DBV Technologies presents VITESSE subgroup data at EAACI 2026

New VITESSE subgroup analysis shows VIASKIN Peanut Patch hit significance across asthma, food allergy and atopic dermatitis co-morbidities in children.

A brightly lit room features a cream recliner chair, an IV pole with tubing, a glass of water on a side table, a large window revealing a garden, and a mirror reflecting the chair.

DBV Technologies has presented new subgroup data from its Phase 3 VITESSE study at the European Academy of Allergy and Clinical Immunology (EAACI) Congress in Istanbul, showing that its VIASKIN Peanut Patch maintained statistically significant efficacy in peanut-allergic children aged four to seven years who also carry common atopic co-morbidities — including asthma, additional food allergies and atopic dermatitis.

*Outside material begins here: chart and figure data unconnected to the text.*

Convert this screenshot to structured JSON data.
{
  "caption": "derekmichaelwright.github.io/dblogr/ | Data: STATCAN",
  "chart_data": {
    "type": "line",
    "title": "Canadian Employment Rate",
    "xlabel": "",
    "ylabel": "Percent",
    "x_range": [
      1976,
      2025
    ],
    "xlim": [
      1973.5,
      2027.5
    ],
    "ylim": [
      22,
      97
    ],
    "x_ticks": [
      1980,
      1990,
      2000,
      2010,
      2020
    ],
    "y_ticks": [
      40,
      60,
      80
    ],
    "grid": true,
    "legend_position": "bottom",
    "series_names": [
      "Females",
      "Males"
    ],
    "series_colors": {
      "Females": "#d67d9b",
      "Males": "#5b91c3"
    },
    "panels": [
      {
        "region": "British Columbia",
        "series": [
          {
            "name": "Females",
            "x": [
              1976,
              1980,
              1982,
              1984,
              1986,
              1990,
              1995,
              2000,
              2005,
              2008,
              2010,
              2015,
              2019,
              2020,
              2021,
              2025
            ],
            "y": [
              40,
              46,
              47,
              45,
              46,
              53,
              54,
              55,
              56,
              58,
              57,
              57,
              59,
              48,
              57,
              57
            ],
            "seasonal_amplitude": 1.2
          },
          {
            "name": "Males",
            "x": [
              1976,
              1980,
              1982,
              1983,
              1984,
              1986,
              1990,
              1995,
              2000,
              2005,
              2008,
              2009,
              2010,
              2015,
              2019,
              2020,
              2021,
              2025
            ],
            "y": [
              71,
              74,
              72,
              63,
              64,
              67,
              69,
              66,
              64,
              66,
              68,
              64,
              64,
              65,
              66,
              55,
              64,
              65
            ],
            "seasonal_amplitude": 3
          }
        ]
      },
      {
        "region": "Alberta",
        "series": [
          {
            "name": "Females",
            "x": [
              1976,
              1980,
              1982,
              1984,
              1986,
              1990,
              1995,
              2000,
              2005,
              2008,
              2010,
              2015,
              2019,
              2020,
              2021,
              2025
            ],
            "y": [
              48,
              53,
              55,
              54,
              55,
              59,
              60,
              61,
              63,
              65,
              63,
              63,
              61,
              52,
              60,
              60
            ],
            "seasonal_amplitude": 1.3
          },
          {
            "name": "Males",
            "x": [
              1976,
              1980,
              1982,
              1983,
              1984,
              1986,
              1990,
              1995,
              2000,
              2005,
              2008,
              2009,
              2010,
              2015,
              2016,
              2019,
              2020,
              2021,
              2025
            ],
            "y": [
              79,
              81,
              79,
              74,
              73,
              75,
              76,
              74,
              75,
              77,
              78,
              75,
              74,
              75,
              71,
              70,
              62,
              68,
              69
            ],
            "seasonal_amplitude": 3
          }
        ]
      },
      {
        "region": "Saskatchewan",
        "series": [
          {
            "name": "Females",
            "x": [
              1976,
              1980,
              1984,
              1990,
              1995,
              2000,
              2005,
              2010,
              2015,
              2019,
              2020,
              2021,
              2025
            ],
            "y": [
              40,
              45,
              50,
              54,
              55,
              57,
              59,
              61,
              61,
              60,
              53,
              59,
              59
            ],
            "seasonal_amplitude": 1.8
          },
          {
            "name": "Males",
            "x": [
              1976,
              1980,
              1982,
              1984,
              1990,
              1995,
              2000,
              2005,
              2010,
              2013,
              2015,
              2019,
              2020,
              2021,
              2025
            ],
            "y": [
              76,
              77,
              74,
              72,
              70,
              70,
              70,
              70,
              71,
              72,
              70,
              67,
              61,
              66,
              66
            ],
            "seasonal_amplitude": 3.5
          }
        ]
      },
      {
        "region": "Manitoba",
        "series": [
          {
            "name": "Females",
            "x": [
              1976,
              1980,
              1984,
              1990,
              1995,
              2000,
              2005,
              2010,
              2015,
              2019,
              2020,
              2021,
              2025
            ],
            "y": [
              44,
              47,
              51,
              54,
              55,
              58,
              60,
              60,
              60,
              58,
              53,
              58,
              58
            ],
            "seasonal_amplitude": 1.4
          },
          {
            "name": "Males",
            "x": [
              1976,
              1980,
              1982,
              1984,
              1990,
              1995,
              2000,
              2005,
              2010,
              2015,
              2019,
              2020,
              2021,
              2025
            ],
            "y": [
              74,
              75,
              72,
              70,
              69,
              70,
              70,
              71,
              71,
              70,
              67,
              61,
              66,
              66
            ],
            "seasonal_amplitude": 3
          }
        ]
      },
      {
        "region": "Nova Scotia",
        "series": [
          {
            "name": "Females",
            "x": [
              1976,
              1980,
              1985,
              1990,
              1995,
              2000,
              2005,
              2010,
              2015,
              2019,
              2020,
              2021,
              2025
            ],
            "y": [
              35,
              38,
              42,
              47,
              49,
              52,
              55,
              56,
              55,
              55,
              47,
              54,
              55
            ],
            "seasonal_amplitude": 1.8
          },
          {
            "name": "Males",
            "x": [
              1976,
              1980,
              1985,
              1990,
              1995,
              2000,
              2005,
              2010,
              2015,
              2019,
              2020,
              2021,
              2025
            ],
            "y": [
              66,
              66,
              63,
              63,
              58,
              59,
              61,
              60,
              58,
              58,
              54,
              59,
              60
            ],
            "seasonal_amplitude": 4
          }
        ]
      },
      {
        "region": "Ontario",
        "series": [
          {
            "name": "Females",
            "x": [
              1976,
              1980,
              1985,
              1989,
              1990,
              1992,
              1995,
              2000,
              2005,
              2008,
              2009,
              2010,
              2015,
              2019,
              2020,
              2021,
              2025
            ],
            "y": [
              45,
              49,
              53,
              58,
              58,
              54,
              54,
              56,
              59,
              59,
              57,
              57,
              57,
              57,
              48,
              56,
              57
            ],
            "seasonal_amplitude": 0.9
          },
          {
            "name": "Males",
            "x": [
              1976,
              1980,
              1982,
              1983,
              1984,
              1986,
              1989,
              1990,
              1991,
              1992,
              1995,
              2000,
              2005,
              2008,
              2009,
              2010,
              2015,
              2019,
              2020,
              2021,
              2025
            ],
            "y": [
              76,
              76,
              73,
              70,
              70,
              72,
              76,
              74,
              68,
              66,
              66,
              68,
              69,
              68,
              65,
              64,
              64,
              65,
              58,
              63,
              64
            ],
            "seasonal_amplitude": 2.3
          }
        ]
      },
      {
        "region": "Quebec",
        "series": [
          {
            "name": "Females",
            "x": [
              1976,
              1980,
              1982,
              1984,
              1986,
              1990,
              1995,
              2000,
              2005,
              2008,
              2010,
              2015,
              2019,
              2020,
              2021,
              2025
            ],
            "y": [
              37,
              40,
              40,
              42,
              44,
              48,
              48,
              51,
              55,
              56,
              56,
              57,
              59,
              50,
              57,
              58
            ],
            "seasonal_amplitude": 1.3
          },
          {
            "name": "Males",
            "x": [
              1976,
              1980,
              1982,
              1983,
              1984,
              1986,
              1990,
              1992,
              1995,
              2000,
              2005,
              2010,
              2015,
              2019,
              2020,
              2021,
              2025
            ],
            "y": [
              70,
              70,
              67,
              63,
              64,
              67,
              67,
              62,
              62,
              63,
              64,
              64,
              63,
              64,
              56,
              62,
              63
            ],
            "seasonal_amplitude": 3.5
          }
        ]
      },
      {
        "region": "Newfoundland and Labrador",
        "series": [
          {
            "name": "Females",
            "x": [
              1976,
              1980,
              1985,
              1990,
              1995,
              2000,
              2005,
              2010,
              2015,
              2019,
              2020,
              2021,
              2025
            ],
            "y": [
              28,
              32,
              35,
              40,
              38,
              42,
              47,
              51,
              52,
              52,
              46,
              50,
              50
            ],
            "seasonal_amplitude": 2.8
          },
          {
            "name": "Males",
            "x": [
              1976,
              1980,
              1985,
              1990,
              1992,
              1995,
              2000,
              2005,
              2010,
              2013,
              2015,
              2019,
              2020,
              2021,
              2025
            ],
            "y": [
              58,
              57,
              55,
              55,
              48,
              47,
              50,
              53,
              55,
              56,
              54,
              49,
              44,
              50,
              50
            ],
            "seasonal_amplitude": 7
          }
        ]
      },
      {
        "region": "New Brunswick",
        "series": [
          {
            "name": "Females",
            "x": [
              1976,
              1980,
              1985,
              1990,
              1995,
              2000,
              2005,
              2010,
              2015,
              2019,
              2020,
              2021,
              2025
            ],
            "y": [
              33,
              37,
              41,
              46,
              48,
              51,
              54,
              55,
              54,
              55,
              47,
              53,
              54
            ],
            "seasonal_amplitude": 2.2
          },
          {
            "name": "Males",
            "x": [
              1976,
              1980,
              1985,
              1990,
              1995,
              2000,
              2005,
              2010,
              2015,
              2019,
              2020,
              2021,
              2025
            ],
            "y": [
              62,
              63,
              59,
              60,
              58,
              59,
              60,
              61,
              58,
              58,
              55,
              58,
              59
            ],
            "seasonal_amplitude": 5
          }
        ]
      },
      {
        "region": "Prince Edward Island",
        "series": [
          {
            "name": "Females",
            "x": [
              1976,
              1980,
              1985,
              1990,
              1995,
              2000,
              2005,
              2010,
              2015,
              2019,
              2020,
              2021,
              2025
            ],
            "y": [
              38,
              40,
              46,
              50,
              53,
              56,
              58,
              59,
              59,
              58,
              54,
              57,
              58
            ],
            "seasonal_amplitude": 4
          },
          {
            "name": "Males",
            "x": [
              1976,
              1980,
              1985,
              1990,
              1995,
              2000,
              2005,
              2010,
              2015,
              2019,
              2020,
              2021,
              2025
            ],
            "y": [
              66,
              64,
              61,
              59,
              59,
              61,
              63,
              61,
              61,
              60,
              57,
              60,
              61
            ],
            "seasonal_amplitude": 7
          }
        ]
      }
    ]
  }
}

The results extend findings from the headline VITESSE readout, which showed a 46.6% response rate for the patch versus 14.9% for placebo at 12 months across the full 654-participant study population. In the co-morbidity subgroups presented at EAACI, response rates followed a similar pattern: 48.3% versus 19.6% in children with asthma (risk difference: 28.8, 95% CI: 15.79–41.76); 46.8% versus 13.6% in those with concomitant food allergies (risk difference: 33.2, 95% CI: 23.50–42.83); and 47.2% versus 13.2% in children with atopic dermatitis (risk difference: 34.0, 95% CI: 25.09–42.94), all at p<0.0001. The co-morbidity burden in the trial was notable: 61.8% of participants had atopic dermatitis and 56.6% had additional food allergies, indicating the study population was broadly reflective of real-world paediatric allergy clinics.

THRIVE study adds infant population

Alongside the VITESSE analysis, DBV previewed the design of its recently initiated Phase 2 THRIVE study, which will enrol approximately 250 infants aged six to twelve months with physician-confirmed peanut allergy. THRIVE is an open-label, single-arm study that will assess whether three years of treatment with the VIASKIN Peanut Patch can enable participants to achieve ad-lib consumption of peanuts. DBV's hypothesis is that the elevated immune responsiveness observed in younger children could support more durable immunomodulation. Professor Kirsten Perrett of the Murdoch Children's Research Institute in Australia, who serves as global co-primary investigator, presented the design on 14 June.

Chief medical officer Pharis Mohideen said the company was "very pleased to see that treatment with the VIASKIN Peanut Patch demonstrated statistically significant efficacy across all allergic comorbidities," and described THRIVE as an opportunity to explore whether earlier intervention may produce higher, sustained immune tolerance.

Market and regulatory context

The peanut allergy immunotherapy market has grown considerably since the FDA's 2020 approval of Palforzia (peanut allergen powder, oral immunotherapy) for children aged four and older. The epicutaneous route taken by VIASKIN offers a mechanistically distinct approach — delivering microgram-level allergen through intact skin rather than by ingestion — which DBV argues may improve tolerability, particularly in young patients with multiple atopic conditions.

DBV is also running separate VIASKIN studies in toddlers aged one to three years, giving the company a tiered paediatric programme that would, if all studies succeed, cover peanut-allergic patients from infancy through early childhood. Regulatory submissions have not yet been filed and the VIASKIN Peanut Patch is not authorised for sale in any market. The subgroup data presented at EAACI are not a new top-line readout but rather a deeper cut of the already-announced VITESSE dataset; investors and regulators will be watching for the company's submission timeline as the next material milestone. The dual listing on Euronext Paris and Nasdaq means both European and US investors will be monitoring any regulatory engagement announcements closely.